Plusieurs pilotes de F1 ont déclaré partager l’avis de George Russell sur la qualité actuelle des courses de Formule 1.
Après la course du week-end dernier à Austin, le pilote Mercedes a déclaré que la F1 était trop processionnelle et que les Grands Prix étaient décidés en Q3 et lors du départ.
Son équipier Andrea Kimi Antonelli a déclaré à Mexico que la combinaison des turbulences aérodynamiques derrière les autres voitures, du rétrécissement des écarts de performances entre les équipes et de la réduction de la dégradation des pneus rendait les dépassements trop difficiles.
"En tant que pilote, on ressent vraiment la différence entre rouler dans un air libre ou dans un air sale, derrière une autre F1. Je pense aussi que depuis que Pirelli a amélioré ses pneus, ceux-ci sont plus robustes, ce qui permet de faire des relais plus longs et réduit leur dégradation.

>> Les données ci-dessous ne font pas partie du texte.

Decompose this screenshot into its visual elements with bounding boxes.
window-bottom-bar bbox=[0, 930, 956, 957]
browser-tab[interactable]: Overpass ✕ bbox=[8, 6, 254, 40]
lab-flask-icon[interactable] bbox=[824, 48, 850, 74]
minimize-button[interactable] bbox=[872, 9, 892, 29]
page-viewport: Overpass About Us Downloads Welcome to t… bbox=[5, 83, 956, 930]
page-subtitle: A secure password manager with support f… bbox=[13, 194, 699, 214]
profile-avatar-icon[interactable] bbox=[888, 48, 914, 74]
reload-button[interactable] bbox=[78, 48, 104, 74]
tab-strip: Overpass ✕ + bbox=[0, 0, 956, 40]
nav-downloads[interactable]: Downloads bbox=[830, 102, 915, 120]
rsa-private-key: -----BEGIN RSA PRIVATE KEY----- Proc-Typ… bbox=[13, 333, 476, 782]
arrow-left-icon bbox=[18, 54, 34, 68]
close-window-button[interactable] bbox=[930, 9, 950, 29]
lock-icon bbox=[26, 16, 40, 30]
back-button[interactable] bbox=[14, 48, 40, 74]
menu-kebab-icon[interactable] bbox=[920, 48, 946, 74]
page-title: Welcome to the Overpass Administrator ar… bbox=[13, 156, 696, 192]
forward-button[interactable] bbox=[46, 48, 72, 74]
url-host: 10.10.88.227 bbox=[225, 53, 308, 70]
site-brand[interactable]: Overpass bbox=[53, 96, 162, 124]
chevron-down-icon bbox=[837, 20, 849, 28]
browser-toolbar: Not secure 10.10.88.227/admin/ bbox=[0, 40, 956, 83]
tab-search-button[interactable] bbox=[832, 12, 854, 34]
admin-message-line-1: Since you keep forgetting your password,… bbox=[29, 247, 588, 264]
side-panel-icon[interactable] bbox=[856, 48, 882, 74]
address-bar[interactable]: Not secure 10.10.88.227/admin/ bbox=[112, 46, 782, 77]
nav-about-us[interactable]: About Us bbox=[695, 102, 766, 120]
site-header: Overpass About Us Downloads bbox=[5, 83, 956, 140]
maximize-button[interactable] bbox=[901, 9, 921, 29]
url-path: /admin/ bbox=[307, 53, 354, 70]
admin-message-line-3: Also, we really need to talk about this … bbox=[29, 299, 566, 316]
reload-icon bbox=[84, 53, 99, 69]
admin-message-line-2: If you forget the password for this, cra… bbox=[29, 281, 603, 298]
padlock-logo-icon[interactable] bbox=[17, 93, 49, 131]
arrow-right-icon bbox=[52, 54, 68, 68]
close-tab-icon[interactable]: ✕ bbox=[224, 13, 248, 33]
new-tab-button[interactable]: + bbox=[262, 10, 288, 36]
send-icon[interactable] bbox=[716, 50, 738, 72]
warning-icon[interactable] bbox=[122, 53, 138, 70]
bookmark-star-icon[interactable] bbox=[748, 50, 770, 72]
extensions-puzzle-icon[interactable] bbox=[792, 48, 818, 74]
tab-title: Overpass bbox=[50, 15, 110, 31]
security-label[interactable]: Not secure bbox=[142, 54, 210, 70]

De plus, avec des voitures dont les vitesses sont si proches, il est vraiment difficile de prendre l’avantage en termes de rythme."
"Même si vous avez quelques dixièmes de seconde d’avance sur la voiture qui vous précède, il est très difficile de la dépasser. Je me souviens qu’à Singapour, Charles [Leclerc] avait des problèmes, ce qui m’a donné un gros avantage en termes de rythme. Et pourtant, j’ai fait plus de 40 tours derrière lui."
"D’accord, Singapour n’est pas le circuit le plus facile pour dépasser, mais il était vraiment difficile de suivre de près. Je pense donc que c’est difficile, et c’est pourquoi les qualifications et le premier tour sont extrêmement importants."
Nico Hulkenberg a convenu que Russell avait raison dans sa critique.
"Tout dépend vraiment de la position sur la piste. Avoir de l’air pur est essentiel, c’est tellement puissant."
La F1 a révisé ses règlements aérodynamiques en 2022 dans le but de permettre aux voitures de se suivre de plus près. Mais Hulkenberg a déclaré que cette amélioration a été compromise par les progrès réalisés par les équipes en matière de compréhension de l’effet de sol.
"Cela me rappelle un peu le passé à certains égards. D’année en année, depuis 2022, 2023, 2024 et ainsi de suite, la situation n’a cessé de se détériorer et c’est désormais très difficile. Cela rend parfois les courses statiques. Donc oui, les qualifications sont très importantes et c’est une course pour prendre le premier virage à la meilleure position possible."
Carlos Sainz a approuvé l’évaluation de ses rivaux et a déclaré que la F1 devait être plus proactive pour mettre fin à la détérioration de la qualité des courses.
"En 2022, je me souviens que c’était vraiment facile de se suivre. Sur certaines pistes, il valait presque mieux être derrière que devant pour le DRS. Je me souviens qu’à Djeddah, à Bahreïn, il y avait beaucoup de batailles sur la piste."
"Aujourd’hui, les voitures ont évolué et sont devenues très difficiles à suivre. À cela s’ajoute le fait que les pneus sont devenus plus robustes et moins sujets à la dégradation, ce qui rend plus difficile d’obtenir un écart de performance entre les pneus permettant de dépasser."
"Ainsi, lorsque ces deux facteurs favorisent une diminution de l’action en piste, on se retrouve avec des courses ennuyeuses à un seul arrêt, comme celles que nous avons tendance à avoir davantage cette année."
"En tant que sport, nous devons simplement essayer d’avoir une longueur d’avance et essayer de prédire quand cela va se produire, et peut-être travailler avec Pirelli ou les équipes pour savoir ce que nous pouvons faire pour que les courses restent toujours à la limite de la stratégie à un ou deu arrêts, afin d’avoir au moins une certaine différence de pneus. Ou peut-être faire quelque chose au niveau des modifications des règles, peut-être étendre un peu les zones DRS."
"Mais j’ai toujours l’impression qu’en F1, nous courons après les événements plutôt que d’essayer d’avoir une longueur d’avance sur ce qui se passe sur la piste."